Teppy is tasty in that outfit.
Anya ,'Sleeper'
Spike's Bitches 44: It's about the rules having changed.
[NAFDA] Spike-centric discussion. Lusty, lewd (only occasionally crude), risqué (and frisqué), bawdy (Oh, lawdy!), flirty ('cuz we're purty), raunchy talk inside. Caveat lector.
Thanks, Fay!
The skirt used to be a full dress, but once it started to show signs of age, I had it chopped to bits and turned into just a skirt.
Oh, I remember that dress.
I have also never been on a date. At least, I don't think so.
I should go get dinner, but it is pouring with rain here and now I don't want to leave the hotel.
I know that feeling very well, ND! The "but now I'm AT the hotel, and going out feels like such a PITA. And then I won't be near my computer and the internet. But even if the hotel has room service, it's ridiculous expensive and not good. BLAH"
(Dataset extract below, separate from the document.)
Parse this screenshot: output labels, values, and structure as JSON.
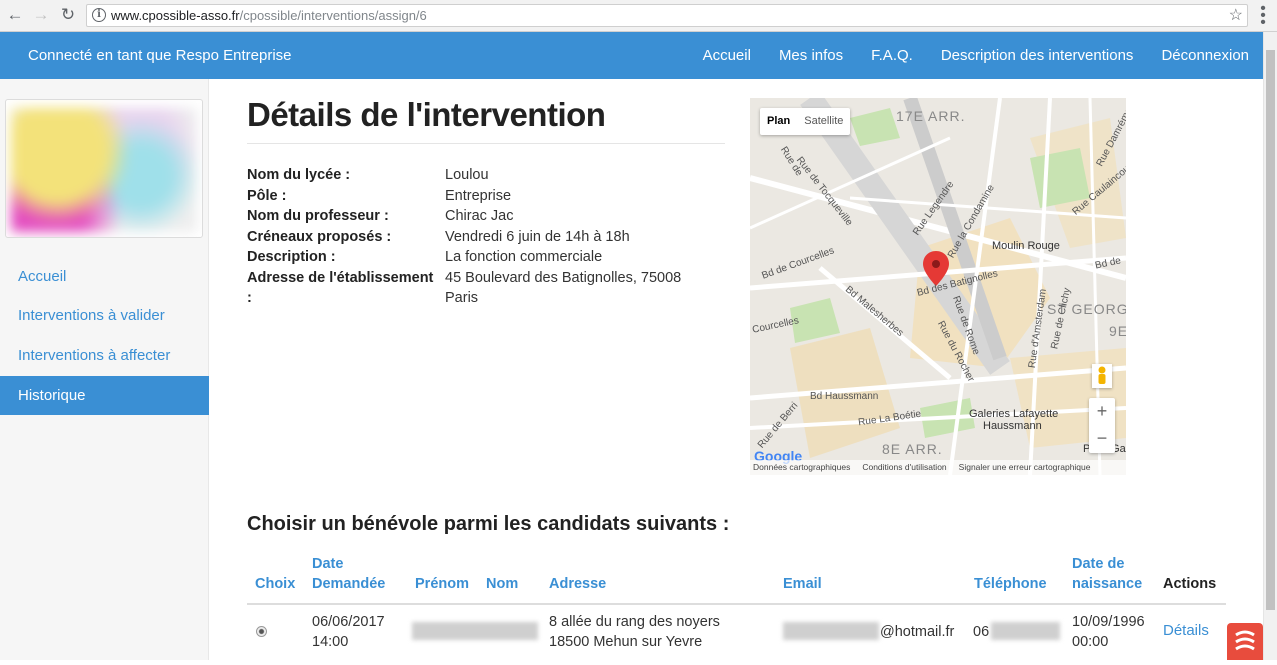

(I am home from hanging out in the park a bit, and am eating pad thai and watching ANTM Season 1. Though I am miffed because suddenly I'm getting a message while trying to see Oxygen channel through my TiVo that says "you need Digital to see this channel"! I can still watch by switching over to the cable box, but...wtf?? Will this happen to all my chanels? Will my TiVo be useless?? OH NOES!!! I have it rigged to go through the cable box then through the TiVo, so maybe it's JUST the TiVO that is not playing well! EEEEK!)
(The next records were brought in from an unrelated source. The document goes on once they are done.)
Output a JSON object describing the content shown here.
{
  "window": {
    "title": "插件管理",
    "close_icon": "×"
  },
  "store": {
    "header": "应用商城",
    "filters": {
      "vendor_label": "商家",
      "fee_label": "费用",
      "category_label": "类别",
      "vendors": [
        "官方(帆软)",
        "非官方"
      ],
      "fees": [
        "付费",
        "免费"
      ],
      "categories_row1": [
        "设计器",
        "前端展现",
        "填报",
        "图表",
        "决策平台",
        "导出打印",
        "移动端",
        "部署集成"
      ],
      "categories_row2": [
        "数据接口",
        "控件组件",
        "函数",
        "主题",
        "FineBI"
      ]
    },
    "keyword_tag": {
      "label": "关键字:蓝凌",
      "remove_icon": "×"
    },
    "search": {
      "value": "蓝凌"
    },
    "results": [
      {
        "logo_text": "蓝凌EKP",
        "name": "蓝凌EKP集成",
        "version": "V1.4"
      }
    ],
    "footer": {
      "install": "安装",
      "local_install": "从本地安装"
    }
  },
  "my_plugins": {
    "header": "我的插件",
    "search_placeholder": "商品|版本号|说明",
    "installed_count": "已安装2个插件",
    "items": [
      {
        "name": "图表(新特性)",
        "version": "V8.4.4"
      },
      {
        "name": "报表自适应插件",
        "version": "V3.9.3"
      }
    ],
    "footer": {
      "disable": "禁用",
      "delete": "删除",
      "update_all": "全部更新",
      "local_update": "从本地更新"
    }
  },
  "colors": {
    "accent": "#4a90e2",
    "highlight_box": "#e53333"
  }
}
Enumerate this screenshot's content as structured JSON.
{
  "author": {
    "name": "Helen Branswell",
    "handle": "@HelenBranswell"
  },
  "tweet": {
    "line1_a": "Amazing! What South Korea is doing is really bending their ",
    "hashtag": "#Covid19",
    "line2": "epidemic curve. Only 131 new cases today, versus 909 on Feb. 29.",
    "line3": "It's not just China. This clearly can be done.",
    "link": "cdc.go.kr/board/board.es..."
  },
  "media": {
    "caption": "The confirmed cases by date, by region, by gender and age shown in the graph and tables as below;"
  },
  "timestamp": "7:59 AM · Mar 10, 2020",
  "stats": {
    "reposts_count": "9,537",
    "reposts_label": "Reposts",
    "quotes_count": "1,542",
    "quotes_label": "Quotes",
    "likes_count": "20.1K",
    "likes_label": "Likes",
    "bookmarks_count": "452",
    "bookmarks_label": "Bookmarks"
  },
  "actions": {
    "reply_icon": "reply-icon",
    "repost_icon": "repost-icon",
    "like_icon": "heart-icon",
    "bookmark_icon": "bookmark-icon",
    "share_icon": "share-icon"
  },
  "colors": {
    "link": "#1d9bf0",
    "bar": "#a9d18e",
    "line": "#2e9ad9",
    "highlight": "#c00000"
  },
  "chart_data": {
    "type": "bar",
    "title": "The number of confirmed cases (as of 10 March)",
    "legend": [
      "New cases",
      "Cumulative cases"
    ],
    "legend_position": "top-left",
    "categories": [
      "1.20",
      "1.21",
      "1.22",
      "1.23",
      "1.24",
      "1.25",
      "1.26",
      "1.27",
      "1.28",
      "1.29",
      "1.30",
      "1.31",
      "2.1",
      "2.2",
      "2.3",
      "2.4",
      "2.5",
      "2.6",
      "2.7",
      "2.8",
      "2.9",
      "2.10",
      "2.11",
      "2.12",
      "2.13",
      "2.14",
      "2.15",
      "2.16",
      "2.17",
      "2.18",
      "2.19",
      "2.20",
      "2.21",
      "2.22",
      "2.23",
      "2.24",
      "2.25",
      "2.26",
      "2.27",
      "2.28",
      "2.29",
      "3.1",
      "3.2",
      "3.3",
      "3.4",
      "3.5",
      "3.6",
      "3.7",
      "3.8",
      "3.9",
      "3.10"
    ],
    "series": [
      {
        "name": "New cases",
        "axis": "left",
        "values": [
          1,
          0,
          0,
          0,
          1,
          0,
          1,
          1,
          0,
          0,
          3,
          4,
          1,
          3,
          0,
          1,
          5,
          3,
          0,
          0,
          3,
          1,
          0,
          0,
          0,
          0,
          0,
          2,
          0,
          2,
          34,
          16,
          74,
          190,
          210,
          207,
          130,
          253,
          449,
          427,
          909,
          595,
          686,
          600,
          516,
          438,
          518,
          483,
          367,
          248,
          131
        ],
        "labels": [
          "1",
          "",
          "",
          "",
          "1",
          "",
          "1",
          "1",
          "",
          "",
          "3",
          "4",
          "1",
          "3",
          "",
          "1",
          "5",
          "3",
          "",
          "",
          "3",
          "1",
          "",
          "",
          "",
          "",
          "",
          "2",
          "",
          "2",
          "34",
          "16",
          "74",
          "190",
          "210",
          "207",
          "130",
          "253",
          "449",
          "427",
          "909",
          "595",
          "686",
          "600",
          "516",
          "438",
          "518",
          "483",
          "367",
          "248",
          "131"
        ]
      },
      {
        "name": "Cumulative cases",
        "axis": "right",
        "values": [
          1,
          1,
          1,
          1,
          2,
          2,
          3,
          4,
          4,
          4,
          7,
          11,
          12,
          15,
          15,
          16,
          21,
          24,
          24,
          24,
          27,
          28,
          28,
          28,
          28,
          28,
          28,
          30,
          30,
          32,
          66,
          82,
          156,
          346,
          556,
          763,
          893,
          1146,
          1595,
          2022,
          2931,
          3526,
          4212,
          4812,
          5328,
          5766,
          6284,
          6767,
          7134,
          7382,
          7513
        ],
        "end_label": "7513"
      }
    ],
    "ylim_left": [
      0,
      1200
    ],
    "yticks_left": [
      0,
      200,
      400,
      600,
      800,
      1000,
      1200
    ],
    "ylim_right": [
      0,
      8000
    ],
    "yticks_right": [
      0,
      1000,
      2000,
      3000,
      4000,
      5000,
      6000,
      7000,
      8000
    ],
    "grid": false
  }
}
meara, you need an HD TiVO in order to record and watch HD channels. Wait... is that a different issue?
I am pretty out of it. Got up at 3:30am to get out of NOLA... had made early escape plans because of the commencement tomorrow. Now is not so necessary. But anyway.
New Orleans was fun and tiring.
Job~ma, raq.
I am tird. Must sleep.
HD channels are another issue..
all the channels around here are telling me that they will only be broadcasting in digital -- but since I have digital cable ...
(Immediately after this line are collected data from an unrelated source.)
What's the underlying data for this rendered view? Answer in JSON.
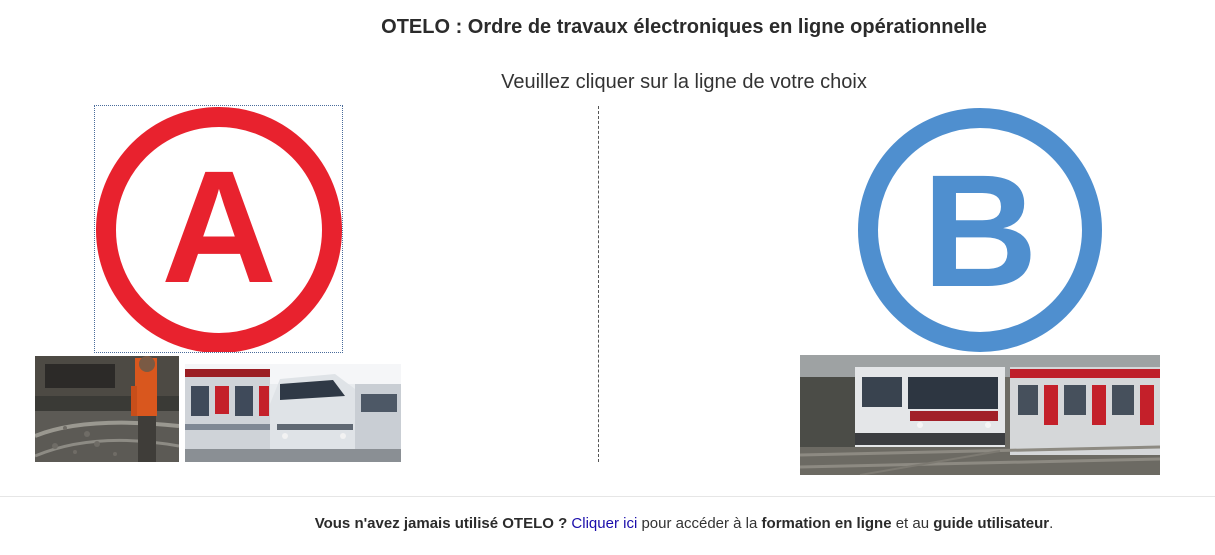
{
  "header": {
    "title": "OTELO : Ordre de travaux électroniques en ligne opérationnelle",
    "subtitle": "Veuillez cliquer sur la ligne de votre choix"
  },
  "lines": [
    {
      "letter": "A",
      "color": "#e8222e"
    },
    {
      "letter": "B",
      "color": "#4f8fcf"
    }
  ],
  "icons": {
    "line_a": "line-a-logo-icon",
    "line_b": "line-b-logo-icon"
  },
  "footer": {
    "question": "Vous n'avez jamais utilisé OTELO ?",
    "link": "Cliquer ici",
    "text1": " pour accéder à la ",
    "formation": "formation en ligne",
    "text2": " et au ",
    "guide": "guide utilisateur",
    "end": "."
  }
}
edit for lots of missing letters
I have found being not in a relationship better than being in an unhappy relationship, for whatever that's worth.
This is me. I am in the place of thinking I'm quite fine either way, in or out.
It does seem ironic that I have such highly developed skills helping other people with their relationships and yet no one is showing up to be in one with me.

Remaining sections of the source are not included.